Abstraktion & Gestische Malerei

Ab den frühen 1990er-Jahren kam es in Michael Smidts Œuvre zu einem Wandel. Deutlich ist in den Werken dieser Zeit eine Loslösung von der Realität und Hinwendung zur Abstraktion zu erkennen. Neben flächig-grafischen Kompositionen, die er selbst als „stille Bilder“ bezeichnete, dominieren atmosphärische Gemälde, die an utopische Landschaften erinnern. Abstrakte, gestische Pinselstriche sind in diesen Bildern auf einen Untergrund mit weichen Farbverläufen gesetzt, wofür er Spachteln und Walzen einsetzte.
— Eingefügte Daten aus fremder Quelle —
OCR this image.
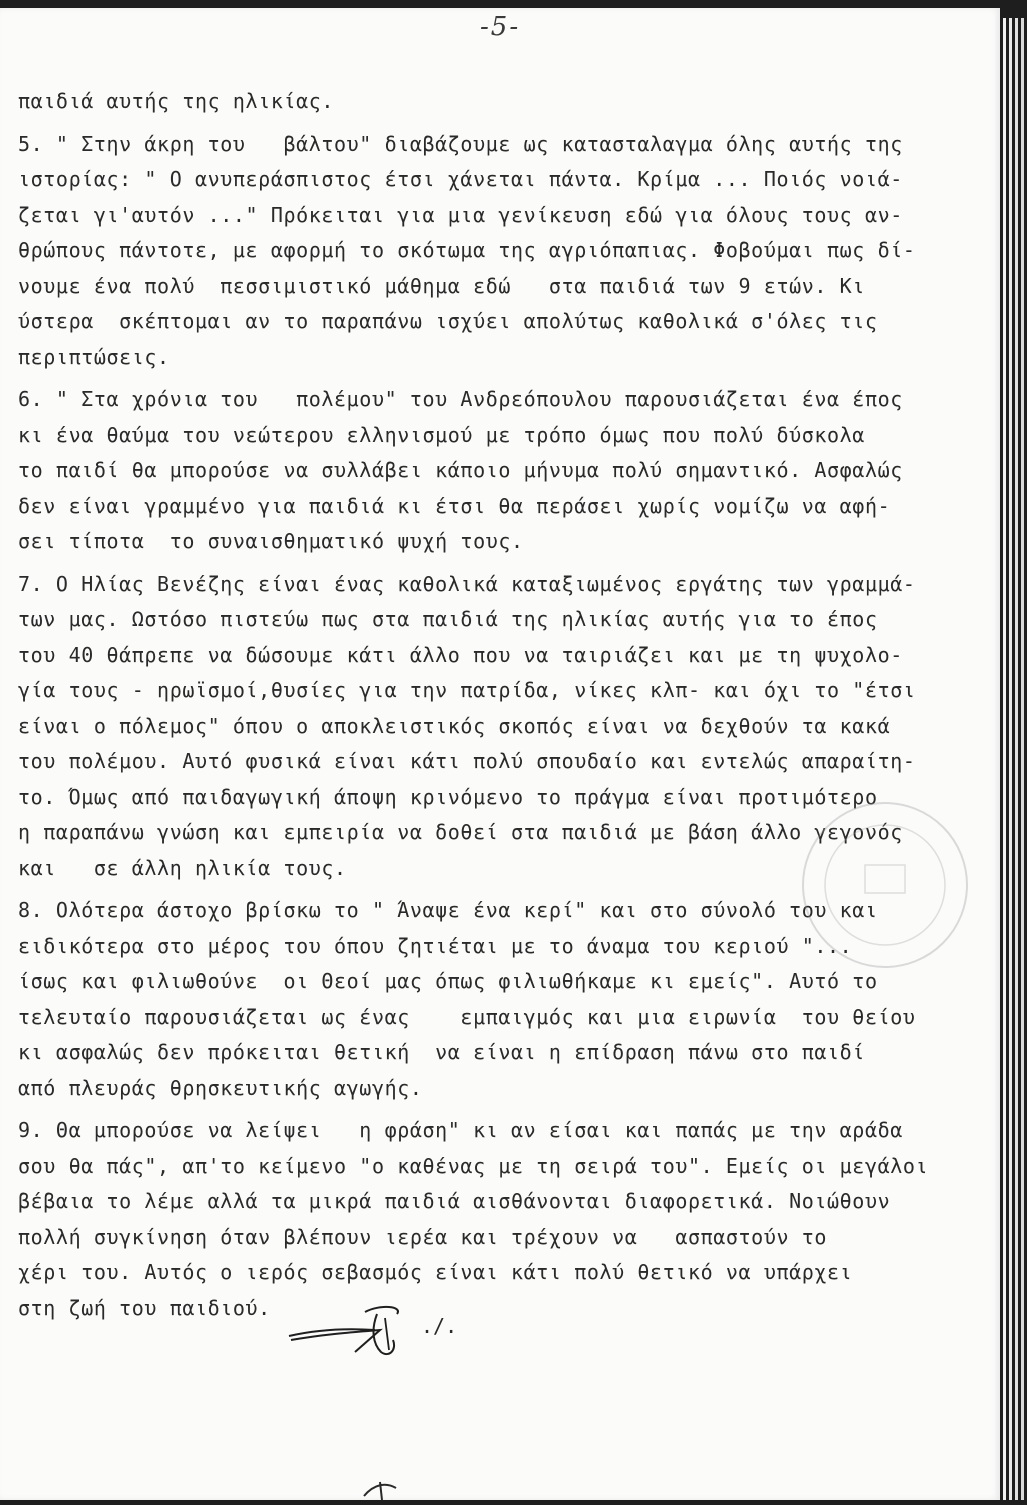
-5-

παιδιά αυτής της ηλικίας.

5. " Στην άκρη του   βάλτου" διαβάζουμε ως κατασταλαγμα όλης αυτής της
ιστορίας: " Ο ανυπεράσπιστος έτσι χάνεται πάντα. Κρίμα ... Ποιός νοιά-
ζεται γι'αυτόν ..." Πρόκειται για μια γενίκευση εδώ για όλους τους αν-
θρώπους πάντοτε, με αφορμή το σκότωμα της αγριόπαπιας. Φοβούμαι πως δί-
νουμε ένα πολύ  πεσσιμιστικό μάθημα εδώ   στα παιδιά των 9 ετών. Κι
ύστερα  σκέπτομαι αν το παραπάνω ισχύει απολύτως καθολικά σ'όλες τις
περιπτώσεις.

6. " Στα χρόνια του   πολέμου" του Ανδρεόπουλου παρουσιάζεται ένα έπος
κι ένα θαύμα του νεώτερου ελληνισμού με τρόπο όμως που πολύ δύσκολα
το παιδί θα μπορούσε να συλλάβει κάποιο μήνυμα πολύ σημαντικό. Ασφαλώς
δεν είναι γραμμένο για παιδιά κι έτσι θα περάσει χωρίς νομίζω να αφή-
σει τίποτα  το συναισθηματικό ψυχή τους.

7. Ο Ηλίας Βενέζης είναι ένας καθολικά καταξιωμένος εργάτης των γραμμά-
των μας. Ωστόσο πιστεύω πως στα παιδιά της ηλικίας αυτής για το έπος
του 40 θάπρεπε να δώσουμε κάτι άλλο που να ταιριάζει και με τη ψυχολο-
γία τους - ηρωϊσμοί,θυσίες για την πατρίδα, νίκες κλπ- και όχι το "έτσι
είναι ο πόλεμος" όπου ο αποκλειστικός σκοπός είναι να δεχθούν τα κακά
του πολέμου. Αυτό φυσικά είναι κάτι πολύ σπουδαίο και εντελώς απαραίτη-
το. Όμως από παιδαγωγική άποψη κρινόμενο το πράγμα είναι προτιμότερο
η παραπάνω γνώση και εμπειρία να δοθεί στα παιδιά με βάση άλλο γεγονός
και   σε άλλη ηλικία τους.

8. Ολότερα άστοχο βρίσκω το " Άναψε ένα κερί" και στο σύνολό του και
ειδικότερα στο μέρος του όπου ζητιέται με το άναμα του κεριού "...
ίσως και φιλιωθούνε  οι Θεοί μας όπως φιλιωθήκαμε κι εμείς". Αυτό το
τελευταίο παρουσιάζεται ως ένας    εμπαιγμός και μια ειρωνία  του θείου
κι ασφαλώς δεν πρόκειται θετική  να είναι η επίδραση πάνω στο παιδί
από πλευράς θρησκευτικής αγωγής.

9. Θα μπορούσε να λείψει   η φράση" κι αν είσαι και παπάς με την αράδα
σου θα πάς", απ'το κείμενο "ο καθένας με τη σειρά του". Εμείς οι μεγάλοι
βέβαια το λέμε αλλά τα μικρά παιδιά αισθάνονται διαφορετικά. Νοιώθουν
πολλή συγκίνηση όταν βλέπουν ιερέα και τρέχουν να   ασπαστούν το
χέρι του. Αυτός ο ιερός σεβασμός είναι κάτι πολύ θετικό να υπάρχει
στη ζωή του παιδιού.

./.
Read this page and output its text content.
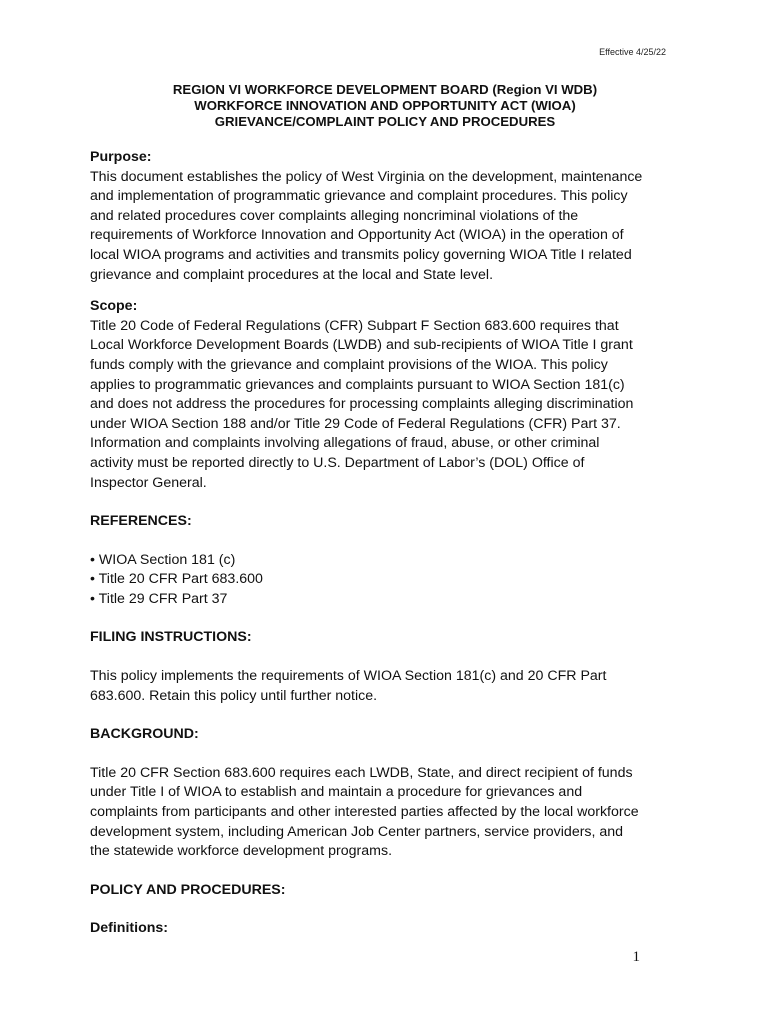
Effective 4/25/22
REGION VI WORKFORCE DEVELOPMENT BOARD (Region VI WDB)
WORKFORCE INNOVATION AND OPPORTUNITY ACT (WIOA)
GRIEVANCE/COMPLAINT POLICY AND PROCEDURES
Purpose:
This document establishes the policy of West Virginia on the development, maintenance
and implementation of programmatic grievance and complaint procedures. This policy
and related procedures cover complaints alleging noncriminal violations of the
requirements of Workforce Innovation and Opportunity Act (WIOA) in the operation of
local WIOA programs and activities and transmits policy governing WIOA Title I related
grievance and complaint procedures at the local and State level.
Scope:
Title 20 Code of Federal Regulations (CFR) Subpart F Section 683.600 requires that
Local Workforce Development Boards (LWDB) and sub-recipients of WIOA Title I grant
funds comply with the grievance and complaint provisions of the WIOA. This policy
applies to programmatic grievances and complaints pursuant to WIOA Section 181(c)
and does not address the procedures for processing complaints alleging discrimination
under WIOA Section 188 and/or Title 29 Code of Federal Regulations (CFR) Part 37.
Information and complaints involving allegations of fraud, abuse, or other criminal
activity must be reported directly to U.S. Department of Labor’s (DOL) Office of
Inspector General.
REFERENCES:
• WIOA Section 181 (c)
• Title 20 CFR Part 683.600
• Title 29 CFR Part 37
FILING INSTRUCTIONS:
This policy implements the requirements of WIOA Section 181(c) and 20 CFR Part
683.600. Retain this policy until further notice.
BACKGROUND:
Title 20 CFR Section 683.600 requires each LWDB, State, and direct recipient of funds
under Title I of WIOA to establish and maintain a procedure for grievances and
complaints from participants and other interested parties affected by the local workforce
development system, including American Job Center partners, service providers, and
the statewide workforce development programs.
POLICY AND PROCEDURES:
Definitions:
1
Trotz Fiktion haben sie oft eine figürliche, organische Anmutung und wecken beim Betrachter vielerlei Assoziationen, die auch durch die Betitelung angeregt werden. Ab 1993 sind die Objekte oftmals zusätzlich mit einem Schatten versehen und räumlich eingebettet, verbunden mit dem Effekt, dass diese zu schweben scheinen.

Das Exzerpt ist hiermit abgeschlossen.